Government immunity left a mom stuck with bills

Government immunity left a mom stuck with bills

CINCINNATI (WKRC) - A young mother on her way to work barely survived a horrible crash involving a Blue Ash fire truck.

While the crash wasn't her fault, she's left with permanent injuries and no way to pay the bills.

It was just after 8:30 a.m. on Thursday, March 31, 2016. A crew from Blue Ash Fire Department responded to an accident on the Ronald Reagan Highway.

They don't know it, but they're about to be involved in an awful crash themselves at the intersection of Kenwood and Pfeiffer roads.

The crash nearly claimed the life of young mother Kali Pitzer. "I was surprised when I seen my car for the first time that I actually lived through this"

Cameras in and on the fire truck captured the seconds leading up to the crash as the truck slowed at a red light on Kenwood, moved left of center, then sped up through the intersection.

Also captured: the impact between the 27.5-ton fire truck and Pitzer's one-ton Chevrolet Cavalier. “I was T-boned by a fire truck.”

The fire truck hit the driver's door, fracturing Pitzer's spine, hip and pelvis and leaving her with a long list of internal injuries and brain trauma.

Pitzer: There for a long time I didn't even remember who my kids were or who I was.

Duane Pohlman: Do you know who you are now?

Pitzer: Yes.

The crash left Pitzer’s life shattered too -- in debt and in collection on nearly every bill. "My car is still wrecked; my credit's ruined.”

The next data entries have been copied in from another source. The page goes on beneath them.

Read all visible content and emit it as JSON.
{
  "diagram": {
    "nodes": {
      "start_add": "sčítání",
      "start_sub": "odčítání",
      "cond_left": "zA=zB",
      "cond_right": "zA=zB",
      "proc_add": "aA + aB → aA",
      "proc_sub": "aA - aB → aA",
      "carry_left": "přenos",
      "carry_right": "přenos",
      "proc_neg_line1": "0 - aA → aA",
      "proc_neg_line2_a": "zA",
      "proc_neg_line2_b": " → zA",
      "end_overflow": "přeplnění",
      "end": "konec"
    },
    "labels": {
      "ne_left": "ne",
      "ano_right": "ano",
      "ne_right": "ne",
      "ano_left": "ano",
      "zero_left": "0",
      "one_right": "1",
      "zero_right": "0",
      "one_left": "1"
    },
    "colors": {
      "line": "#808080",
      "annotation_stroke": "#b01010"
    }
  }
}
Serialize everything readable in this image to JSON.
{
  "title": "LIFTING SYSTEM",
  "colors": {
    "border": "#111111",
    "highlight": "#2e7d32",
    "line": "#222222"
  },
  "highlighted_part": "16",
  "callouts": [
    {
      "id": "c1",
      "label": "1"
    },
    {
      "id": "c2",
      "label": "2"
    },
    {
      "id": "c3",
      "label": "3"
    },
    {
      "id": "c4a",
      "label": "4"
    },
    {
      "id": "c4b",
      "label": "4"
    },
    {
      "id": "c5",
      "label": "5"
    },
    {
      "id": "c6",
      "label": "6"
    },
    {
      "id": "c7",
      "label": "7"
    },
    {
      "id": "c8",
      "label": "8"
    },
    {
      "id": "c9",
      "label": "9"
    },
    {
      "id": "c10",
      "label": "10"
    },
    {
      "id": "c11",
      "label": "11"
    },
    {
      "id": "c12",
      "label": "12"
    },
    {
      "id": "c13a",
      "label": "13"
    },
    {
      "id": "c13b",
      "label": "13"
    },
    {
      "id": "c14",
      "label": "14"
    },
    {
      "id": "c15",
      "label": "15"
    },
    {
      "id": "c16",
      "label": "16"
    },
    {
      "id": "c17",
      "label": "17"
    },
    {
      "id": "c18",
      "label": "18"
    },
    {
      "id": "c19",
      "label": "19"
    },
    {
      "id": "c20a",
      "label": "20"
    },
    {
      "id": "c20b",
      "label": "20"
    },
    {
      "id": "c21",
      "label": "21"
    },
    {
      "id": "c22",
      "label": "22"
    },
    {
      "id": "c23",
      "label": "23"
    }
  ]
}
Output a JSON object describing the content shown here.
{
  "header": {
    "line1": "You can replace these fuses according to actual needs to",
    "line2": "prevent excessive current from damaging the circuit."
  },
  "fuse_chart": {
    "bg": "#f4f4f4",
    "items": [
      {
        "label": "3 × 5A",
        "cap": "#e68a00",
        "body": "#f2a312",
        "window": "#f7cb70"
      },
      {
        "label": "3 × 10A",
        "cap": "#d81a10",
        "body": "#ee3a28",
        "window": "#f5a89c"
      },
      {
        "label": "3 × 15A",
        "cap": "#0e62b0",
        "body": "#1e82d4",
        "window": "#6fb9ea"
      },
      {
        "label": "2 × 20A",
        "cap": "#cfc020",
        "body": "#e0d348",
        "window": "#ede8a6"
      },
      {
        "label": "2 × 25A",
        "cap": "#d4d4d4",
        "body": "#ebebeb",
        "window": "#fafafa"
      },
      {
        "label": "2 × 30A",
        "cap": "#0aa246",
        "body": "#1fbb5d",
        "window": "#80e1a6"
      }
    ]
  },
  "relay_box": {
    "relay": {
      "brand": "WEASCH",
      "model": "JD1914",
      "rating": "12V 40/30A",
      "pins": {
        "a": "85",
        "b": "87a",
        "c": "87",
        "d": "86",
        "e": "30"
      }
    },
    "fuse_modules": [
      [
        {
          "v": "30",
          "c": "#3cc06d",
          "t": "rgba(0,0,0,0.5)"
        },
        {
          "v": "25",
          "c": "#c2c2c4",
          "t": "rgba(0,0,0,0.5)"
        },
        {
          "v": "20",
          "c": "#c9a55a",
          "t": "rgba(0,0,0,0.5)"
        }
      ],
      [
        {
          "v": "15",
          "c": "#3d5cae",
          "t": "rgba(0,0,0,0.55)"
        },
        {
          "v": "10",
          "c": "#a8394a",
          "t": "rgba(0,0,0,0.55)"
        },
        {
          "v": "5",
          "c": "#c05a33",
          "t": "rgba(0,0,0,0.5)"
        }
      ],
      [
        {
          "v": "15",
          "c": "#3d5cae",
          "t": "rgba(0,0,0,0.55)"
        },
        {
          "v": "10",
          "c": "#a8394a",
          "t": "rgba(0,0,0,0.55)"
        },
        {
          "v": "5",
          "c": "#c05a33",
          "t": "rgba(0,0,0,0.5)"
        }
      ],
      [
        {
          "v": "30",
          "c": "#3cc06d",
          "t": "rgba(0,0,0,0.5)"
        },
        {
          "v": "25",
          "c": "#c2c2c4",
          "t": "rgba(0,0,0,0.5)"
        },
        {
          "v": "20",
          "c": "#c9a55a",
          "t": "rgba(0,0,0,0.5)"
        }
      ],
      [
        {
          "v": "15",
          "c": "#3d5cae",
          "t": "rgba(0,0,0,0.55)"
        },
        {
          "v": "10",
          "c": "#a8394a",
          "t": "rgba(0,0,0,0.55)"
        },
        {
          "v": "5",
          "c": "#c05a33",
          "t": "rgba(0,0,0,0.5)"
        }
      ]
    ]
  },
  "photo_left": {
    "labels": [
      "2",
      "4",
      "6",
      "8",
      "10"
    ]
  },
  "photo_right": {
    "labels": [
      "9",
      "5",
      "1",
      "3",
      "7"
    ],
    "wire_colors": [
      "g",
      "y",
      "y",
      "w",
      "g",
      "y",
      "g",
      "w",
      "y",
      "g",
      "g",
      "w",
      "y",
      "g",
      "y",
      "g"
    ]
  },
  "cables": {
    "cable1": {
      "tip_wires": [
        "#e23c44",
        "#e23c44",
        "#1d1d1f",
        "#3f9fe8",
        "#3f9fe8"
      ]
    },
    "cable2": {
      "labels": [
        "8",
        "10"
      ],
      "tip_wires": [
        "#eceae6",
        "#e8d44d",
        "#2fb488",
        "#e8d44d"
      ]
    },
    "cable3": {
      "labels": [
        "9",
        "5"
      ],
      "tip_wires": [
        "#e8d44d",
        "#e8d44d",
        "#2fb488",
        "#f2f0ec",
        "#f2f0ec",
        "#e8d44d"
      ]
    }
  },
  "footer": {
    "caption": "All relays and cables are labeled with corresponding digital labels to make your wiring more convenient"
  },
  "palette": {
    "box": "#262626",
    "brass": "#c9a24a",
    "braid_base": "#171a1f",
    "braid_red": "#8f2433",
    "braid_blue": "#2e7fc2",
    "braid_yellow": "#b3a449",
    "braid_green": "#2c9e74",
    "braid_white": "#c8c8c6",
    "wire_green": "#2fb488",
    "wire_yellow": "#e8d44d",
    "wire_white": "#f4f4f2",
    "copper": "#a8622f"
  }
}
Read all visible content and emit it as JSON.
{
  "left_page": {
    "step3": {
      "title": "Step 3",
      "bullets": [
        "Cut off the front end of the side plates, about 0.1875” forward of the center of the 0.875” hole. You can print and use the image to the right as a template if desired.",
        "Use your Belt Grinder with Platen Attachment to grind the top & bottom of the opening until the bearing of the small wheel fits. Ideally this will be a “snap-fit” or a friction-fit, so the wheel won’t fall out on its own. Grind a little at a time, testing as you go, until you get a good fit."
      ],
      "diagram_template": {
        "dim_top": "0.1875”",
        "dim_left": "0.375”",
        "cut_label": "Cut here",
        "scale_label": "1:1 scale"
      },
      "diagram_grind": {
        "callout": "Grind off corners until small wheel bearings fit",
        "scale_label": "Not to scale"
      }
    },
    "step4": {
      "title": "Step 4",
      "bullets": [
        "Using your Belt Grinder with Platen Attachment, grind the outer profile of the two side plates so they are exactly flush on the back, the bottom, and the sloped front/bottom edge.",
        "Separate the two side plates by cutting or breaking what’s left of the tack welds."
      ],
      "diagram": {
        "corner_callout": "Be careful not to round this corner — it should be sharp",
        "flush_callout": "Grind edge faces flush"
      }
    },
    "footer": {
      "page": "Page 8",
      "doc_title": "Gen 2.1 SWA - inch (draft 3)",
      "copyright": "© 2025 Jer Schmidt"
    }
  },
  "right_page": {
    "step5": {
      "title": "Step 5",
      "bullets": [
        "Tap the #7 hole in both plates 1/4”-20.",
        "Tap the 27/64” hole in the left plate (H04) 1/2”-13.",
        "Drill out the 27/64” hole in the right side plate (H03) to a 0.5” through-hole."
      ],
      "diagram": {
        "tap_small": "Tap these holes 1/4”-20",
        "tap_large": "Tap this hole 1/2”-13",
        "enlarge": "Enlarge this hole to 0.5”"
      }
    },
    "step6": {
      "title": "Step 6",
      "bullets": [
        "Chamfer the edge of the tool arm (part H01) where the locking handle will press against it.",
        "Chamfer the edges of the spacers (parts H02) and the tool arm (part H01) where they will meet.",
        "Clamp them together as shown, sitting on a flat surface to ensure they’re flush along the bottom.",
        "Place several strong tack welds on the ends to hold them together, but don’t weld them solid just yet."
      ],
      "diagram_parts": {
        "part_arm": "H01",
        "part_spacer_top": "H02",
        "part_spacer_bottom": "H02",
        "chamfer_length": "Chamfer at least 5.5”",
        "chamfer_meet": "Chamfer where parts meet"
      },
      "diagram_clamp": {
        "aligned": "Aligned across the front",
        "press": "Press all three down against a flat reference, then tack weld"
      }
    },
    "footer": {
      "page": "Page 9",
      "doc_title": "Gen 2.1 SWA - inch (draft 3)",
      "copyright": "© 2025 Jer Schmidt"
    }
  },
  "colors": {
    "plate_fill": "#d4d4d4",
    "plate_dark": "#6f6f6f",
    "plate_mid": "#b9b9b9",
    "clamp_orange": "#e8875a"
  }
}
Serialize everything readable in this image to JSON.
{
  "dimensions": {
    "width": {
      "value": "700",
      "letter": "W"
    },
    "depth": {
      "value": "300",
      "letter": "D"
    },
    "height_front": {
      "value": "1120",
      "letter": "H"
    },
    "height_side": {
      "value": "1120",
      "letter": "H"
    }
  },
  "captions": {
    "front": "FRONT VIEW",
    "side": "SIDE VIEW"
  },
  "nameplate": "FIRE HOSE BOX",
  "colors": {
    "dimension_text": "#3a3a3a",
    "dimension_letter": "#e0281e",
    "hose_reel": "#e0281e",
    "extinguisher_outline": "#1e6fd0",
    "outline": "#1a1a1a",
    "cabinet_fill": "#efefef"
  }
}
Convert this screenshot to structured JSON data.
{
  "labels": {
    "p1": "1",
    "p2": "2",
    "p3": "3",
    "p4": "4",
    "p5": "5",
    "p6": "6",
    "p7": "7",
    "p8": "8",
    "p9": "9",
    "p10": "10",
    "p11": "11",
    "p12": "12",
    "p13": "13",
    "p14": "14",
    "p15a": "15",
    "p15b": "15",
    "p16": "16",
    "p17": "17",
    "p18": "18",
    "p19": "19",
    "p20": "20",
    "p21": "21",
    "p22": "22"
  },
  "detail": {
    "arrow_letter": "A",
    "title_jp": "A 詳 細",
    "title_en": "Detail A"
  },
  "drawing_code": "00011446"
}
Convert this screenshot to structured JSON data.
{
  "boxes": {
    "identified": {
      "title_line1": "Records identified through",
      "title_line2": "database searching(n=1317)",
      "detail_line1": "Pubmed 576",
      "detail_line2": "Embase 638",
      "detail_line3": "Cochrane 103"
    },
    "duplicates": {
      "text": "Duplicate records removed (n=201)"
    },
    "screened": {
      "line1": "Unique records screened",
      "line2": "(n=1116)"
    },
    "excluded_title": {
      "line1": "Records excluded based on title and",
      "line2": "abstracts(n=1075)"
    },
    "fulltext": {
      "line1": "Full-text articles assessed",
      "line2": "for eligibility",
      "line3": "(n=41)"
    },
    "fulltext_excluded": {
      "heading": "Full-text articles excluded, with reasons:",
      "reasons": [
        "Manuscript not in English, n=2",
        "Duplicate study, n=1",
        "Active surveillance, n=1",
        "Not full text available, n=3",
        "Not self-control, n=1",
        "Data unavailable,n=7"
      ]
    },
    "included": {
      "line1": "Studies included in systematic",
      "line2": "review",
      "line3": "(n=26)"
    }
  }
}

And she's dealing with long-term health issues. “I have daily chronic pain, and I know that it's going to just get worse as I get older. And my memory issues -- I have memory issues. Short-term.”

To try and recover her losses, Pitzer sued the City of Blue Ash in Hamilton County court, claiming the fire crew "negligently and recklessly" ... "caused the violent collision."

But the City of Blue Ash filed a motion for summary judgement, claiming the firefighter driving the truck was "not negligent" and that, under Ohio law, he and the firefighters are "immune from liability."

The judge dismissed the case. Pitzer's lawyer Darrin Nye is appealing. "This is a situation where it's David vs. Goliath, and David lost unfortunately.”

“Our hope is that the court of appeals looks at it and feels that there's some issue of material fact that would allow the case to go forward,” said Nye.

I asked for an on-camera interview with the Blue Ash fire chief.

I received a statement from the Blue Ash public relations and community coordinator who stated, in part, "Video of the accident confirms the fire lieutenant followed policy. The lieutenant took multiple steps to ensure the safety of nearby drivers, including cautiously entering the cleared intersection with lights, sirens and the air horn activated."

But, as our Local 12 investigation with more than a dozen reports dating back more than a year has shown, courts across Ohio are siding with the cities when they claim immunity.

From Cincinnati, where a police cruiser crashed into a parked car. To Dayton, where a cruiser without lights and sirens struck a woman in her wheelchair.

Attorneys fighting cities on damage claims say the immunity claim is becoming insurmountable.

Duane Pohlman: Is this right?

Paul Pfeifer: Well, it's legally correct, perhaps. I maintain and still believe passionately that it's not right.

Former Ohio Supreme Court Justice Paul Pfeifer has long-stated that sovereign immunity should not be given to cities because, he argues, it violates the highest law of the land.

Duane Pohlman: So you believe it's unconstitutional?

Pfeifer: Yes, I believe it's unconstitutional. I've said that and said it repeatedly.

But immunity continues, and cities are increasingly claiming it and winning in the courts.

“I had the right of way; I had a green light,” Pitzer said.

Pitzer, who was not cited, says she's stunned that being in the right doesn't matter when it comes to sovereign immunity. “Where’s the morals? That's what I'm asking. Where's the morals?”

The City of Blue Ash billed Pitzer for the damages to that fire truck and her insurance paid, but never paid for the damages to her car.

In Pitzer's case, she had liability coverage only. But attorneys told Local 12 many insurance companies won't pay even if you have full coverage.

Former Justice Pfeifer said you'd be better off getting hit by an uninsured driver than a government vehicle.